Em ofado.com Yolanda Soares: Royal Fado
- 16 dezembro 2016
- | In: Carlos Norton in http://www.ofado.pt/?p=5008
Quem conhece Yolanda Soares? Ninguém. Nem ela própria, provavelmente. Porque não existe uma Yolanda, existem várias, que se sucedem, sobrepõem, complementam-se, intercalam-se.
A Yolanda que conhecemos nasceu no “Fado em Concerto”, mas isso é na carreira discográfica, que representa apenas uma parcela da parte artística que desenvolve. Esse “Fado em Concerto” foi uma lufada fresca no fado nacional, com formas muito belas de associar o canto lírico das suas origens. Depois veio o “Metamorphosis” com a pergunta se seria a mesma Yolanda, ou apenas um homónimo. Só pelo timbre de voz (e mesmo assim) alguém poderia garantir tratar-se da mesma artista. Agora chega o terceiro trabalho e a prova que a mutação em Yolanda é constante. Yolanda Soares explora música, mas mais que isso explora conceitos e o resultado é sempre único. Cada trabalho tem uma razão de ser, um conceito, uma estratégia artística, não são meras compilações de faixas. Neste “Royal Fado”, Yolanda Soares inspirou-se na fase da carreira de Amália Rodrigues onde a inovação rebentou. Partindo desse momento, desse testemunho, criou um álbum de aventuras sonoras, de viagens cantadas.
Basta começar a ouvir o CD e percebe-se logo uma estranheza que o primeiro instrumento a ecoar seja uma harpa! E é incrível como as mãos da galesa Claire Jones encontraram um conforto, no fado, que fazem acreditar que a harpa sempre existiu no fado. Os diálogos com a guitarra portuguesa de Custódio Castelo, fazem eriçar a pelagem das rochas graníticas. Quando a isso se junta a voz, é impossível ficarmos de olhos abertos. Não é, no entanto, apenas a harpa que traz um certo exotismo ao álbum. Aliás, a maior vertente inovadora do “Royal Fado” não está nos instrumentos, pois mais do que tudo são as abordagens em termos rítmicos e melódicos.
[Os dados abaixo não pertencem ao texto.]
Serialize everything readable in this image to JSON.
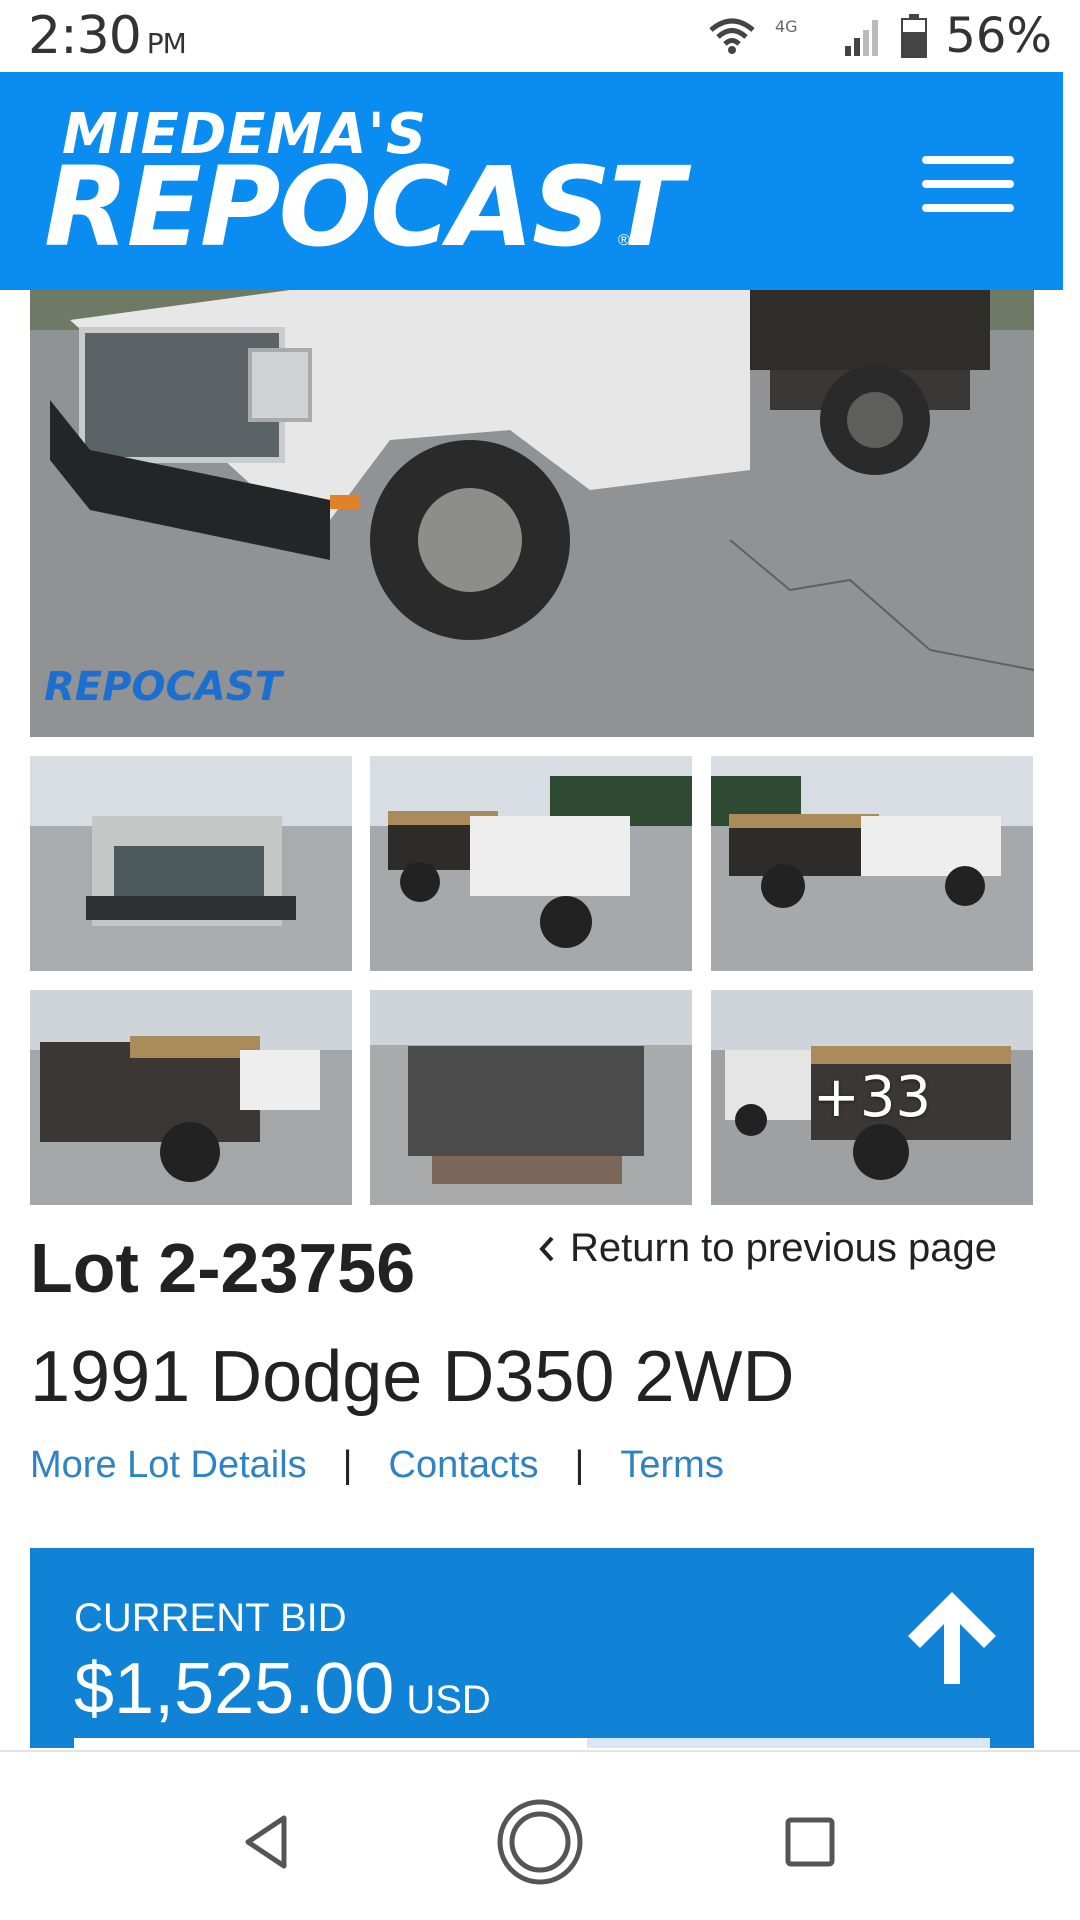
{
  "status_bar": {
    "time": "2:30",
    "ampm": "PM",
    "network": "4G",
    "battery": "56%"
  },
  "header": {
    "logo_top": "MIEDEMA'S",
    "logo_main": "REPOCAST",
    "logo_reg": "®",
    "menu_icon": "hamburger-menu-icon"
  },
  "gallery": {
    "main_image": "1991 Dodge D350 white dump truck, front three-quarter view",
    "main_watermark": "REPOCAST",
    "more_photos_label": "+33"
  },
  "lot": {
    "number": "Lot 2-23756",
    "return_label": "Return to previous page",
    "title": "1991 Dodge D350 2WD",
    "links": [
      "More Lot Details",
      "Contacts",
      "Terms"
    ],
    "link_separator": "|"
  },
  "bid": {
    "label": "CURRENT BID",
    "amount": "$1,525.00",
    "currency": "USD",
    "progress": 0.56
  },
  "colors": {
    "header_blue": "#0a8cf0",
    "bid_blue": "#1083d6",
    "link_blue": "#2f83c4"
  }
}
O primeiro tema é carta fora do baralho, escrito por Carlos Paião numa época posterior às restantes, mais vulgar em termos tradicionais do fado. A partir daí é começar a viagem. Música árabe, música tradicional portuguesa, clássica, flamenco, canto lírico ou tango são formas que se misturam simbioticamente nos fados de Yolanda. Há espaço até para um tema cantado em galês. São onze temas tão diferentes entre eles que o que poderia ser uma confusão musical e que pela entropia acústica seria desagradável, tem precisamente o efeito contrário: tudo faz sentido. É um deambular livre pela música enquanto paixão, enquanto matéria-prima, para criar um álbum que não cansa e que se torna imperativo ouvir como um todo.
“Royal Fado” inspirou-se na fase em que Amália Rodrigues quis inovar, com a enorme ajuda do compositor Alain Oulman, mas Amália foi incompreendida na altura e só mais tarde esse trabalho veio a ser reconhecido. Com Yolanda Soares esperemos que o mesmo não aconteça, porque merece um reconhecimento contemporâneo; para que a paixão de Yolanda seja a paixão de todos nós.